Learning from failure
John Goldstein, the national CBA expert, is familiar with Western New York: He offered advice and support to both the Canalside and the medical campus campaigns.
Goldstein said that Western New Yorkers ought not be discouraged by past failures. He said his database of CBAs around the country provides plenty of examples of what works, both in the agreements themselves and in the campaigns to win them.
It also includes some cautionary tales.
“There’s a big junkyard of troubled development agreements and failures,” he said.
Among the failures are two agreements for heavily subsidized New York City projects — one for the Atlantic Yard development in Brooklyn, the other for the new Yankee Stadium in the Bronx.
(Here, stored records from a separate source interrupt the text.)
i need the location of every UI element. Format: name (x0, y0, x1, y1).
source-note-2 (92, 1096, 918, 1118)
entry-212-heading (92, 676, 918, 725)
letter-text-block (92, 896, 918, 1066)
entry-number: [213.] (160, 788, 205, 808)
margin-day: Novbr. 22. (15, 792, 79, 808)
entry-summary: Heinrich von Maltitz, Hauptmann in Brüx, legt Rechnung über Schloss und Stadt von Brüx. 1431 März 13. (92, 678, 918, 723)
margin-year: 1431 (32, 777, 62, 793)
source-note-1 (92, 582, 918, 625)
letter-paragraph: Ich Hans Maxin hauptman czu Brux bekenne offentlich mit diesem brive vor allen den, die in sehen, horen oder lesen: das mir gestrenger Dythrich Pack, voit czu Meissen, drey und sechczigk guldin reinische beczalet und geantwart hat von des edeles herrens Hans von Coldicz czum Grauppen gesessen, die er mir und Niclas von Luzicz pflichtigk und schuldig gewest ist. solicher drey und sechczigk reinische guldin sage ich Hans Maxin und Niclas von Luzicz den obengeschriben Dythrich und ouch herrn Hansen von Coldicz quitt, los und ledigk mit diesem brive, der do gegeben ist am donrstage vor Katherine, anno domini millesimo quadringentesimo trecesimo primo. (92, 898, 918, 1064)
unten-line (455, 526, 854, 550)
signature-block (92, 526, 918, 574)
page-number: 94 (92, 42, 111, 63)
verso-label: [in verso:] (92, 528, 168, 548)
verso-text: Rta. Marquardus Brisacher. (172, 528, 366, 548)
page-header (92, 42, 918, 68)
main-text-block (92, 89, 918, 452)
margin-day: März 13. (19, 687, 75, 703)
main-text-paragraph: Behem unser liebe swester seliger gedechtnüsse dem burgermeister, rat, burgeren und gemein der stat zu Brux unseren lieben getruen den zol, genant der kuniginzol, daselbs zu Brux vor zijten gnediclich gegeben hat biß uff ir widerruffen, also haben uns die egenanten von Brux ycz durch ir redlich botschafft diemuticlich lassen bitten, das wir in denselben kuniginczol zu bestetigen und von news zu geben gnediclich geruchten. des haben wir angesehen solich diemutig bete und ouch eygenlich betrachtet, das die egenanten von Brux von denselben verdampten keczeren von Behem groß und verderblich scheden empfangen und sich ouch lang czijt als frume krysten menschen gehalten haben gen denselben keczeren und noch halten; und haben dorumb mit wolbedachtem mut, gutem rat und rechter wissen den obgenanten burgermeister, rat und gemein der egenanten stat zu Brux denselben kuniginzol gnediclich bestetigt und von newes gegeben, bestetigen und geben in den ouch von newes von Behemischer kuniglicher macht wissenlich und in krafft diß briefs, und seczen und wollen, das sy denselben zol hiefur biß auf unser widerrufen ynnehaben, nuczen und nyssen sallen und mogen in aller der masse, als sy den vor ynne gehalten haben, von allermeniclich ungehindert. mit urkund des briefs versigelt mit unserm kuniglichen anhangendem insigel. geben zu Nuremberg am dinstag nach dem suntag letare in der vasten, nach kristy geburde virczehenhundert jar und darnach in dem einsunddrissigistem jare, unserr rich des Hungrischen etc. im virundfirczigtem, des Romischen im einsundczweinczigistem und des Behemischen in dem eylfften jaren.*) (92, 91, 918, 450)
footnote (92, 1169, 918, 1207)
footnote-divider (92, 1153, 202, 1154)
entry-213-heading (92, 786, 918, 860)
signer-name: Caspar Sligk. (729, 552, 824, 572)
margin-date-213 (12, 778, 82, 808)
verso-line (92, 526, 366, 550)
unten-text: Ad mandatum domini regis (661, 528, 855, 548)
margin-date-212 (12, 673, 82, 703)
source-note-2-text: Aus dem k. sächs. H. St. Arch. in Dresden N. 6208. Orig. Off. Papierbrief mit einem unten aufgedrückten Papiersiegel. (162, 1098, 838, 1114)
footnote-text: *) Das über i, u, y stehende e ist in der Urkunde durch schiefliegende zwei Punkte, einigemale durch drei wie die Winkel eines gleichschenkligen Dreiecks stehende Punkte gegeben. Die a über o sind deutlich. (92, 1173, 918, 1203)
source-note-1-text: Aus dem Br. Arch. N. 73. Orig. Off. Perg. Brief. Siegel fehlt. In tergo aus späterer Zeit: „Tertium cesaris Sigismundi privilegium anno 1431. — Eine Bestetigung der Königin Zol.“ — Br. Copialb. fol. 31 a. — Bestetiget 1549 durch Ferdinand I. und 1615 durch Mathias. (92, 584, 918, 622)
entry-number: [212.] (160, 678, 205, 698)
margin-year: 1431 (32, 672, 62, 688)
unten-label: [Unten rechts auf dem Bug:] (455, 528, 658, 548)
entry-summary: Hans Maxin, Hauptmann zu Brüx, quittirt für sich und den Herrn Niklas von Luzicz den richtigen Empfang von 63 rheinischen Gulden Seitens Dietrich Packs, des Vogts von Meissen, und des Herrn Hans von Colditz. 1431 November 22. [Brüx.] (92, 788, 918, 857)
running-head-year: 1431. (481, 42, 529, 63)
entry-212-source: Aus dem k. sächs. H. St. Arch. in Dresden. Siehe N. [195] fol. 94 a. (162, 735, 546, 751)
The provisions of those CBAs were never monitored or enforced, because the coalitions that won them evaporated once the campaigns were over.
Some coalitions have been undermined by elected officials working on behalf of developers, Goldstein said, citing campaigns in Pittsburgh and Detroit.
Others have faltered because they failed to understand the project and its financing, the power dynamics supporting or opposing the project, and the points at which decision-making is subject to public pressure.
Still others have failed because they did not provide for an independent body to monitor compliance and extract penalties if the developer doesn’t hold up its end of the bargain.
One of the architects of a groundbreaking 2001 CBA for the Staples Center in Los Angeles was a community activist and attorney named Madeline Janis, now executive director of Jobs to Move America, which advocates for investment in public transportation projects.
Goldstein described Janis as “sort of the godmother” of the CBA movement.
According to Goldstein, Janis’s first piece of advice for coalitions seeking CBAs is to shoot for the moon.
“She always said the biggest mistake that coalitions make is not asking for enough,” Goldstein said. “They’re afraid. People are afraid. We’re so used to settling for so little.”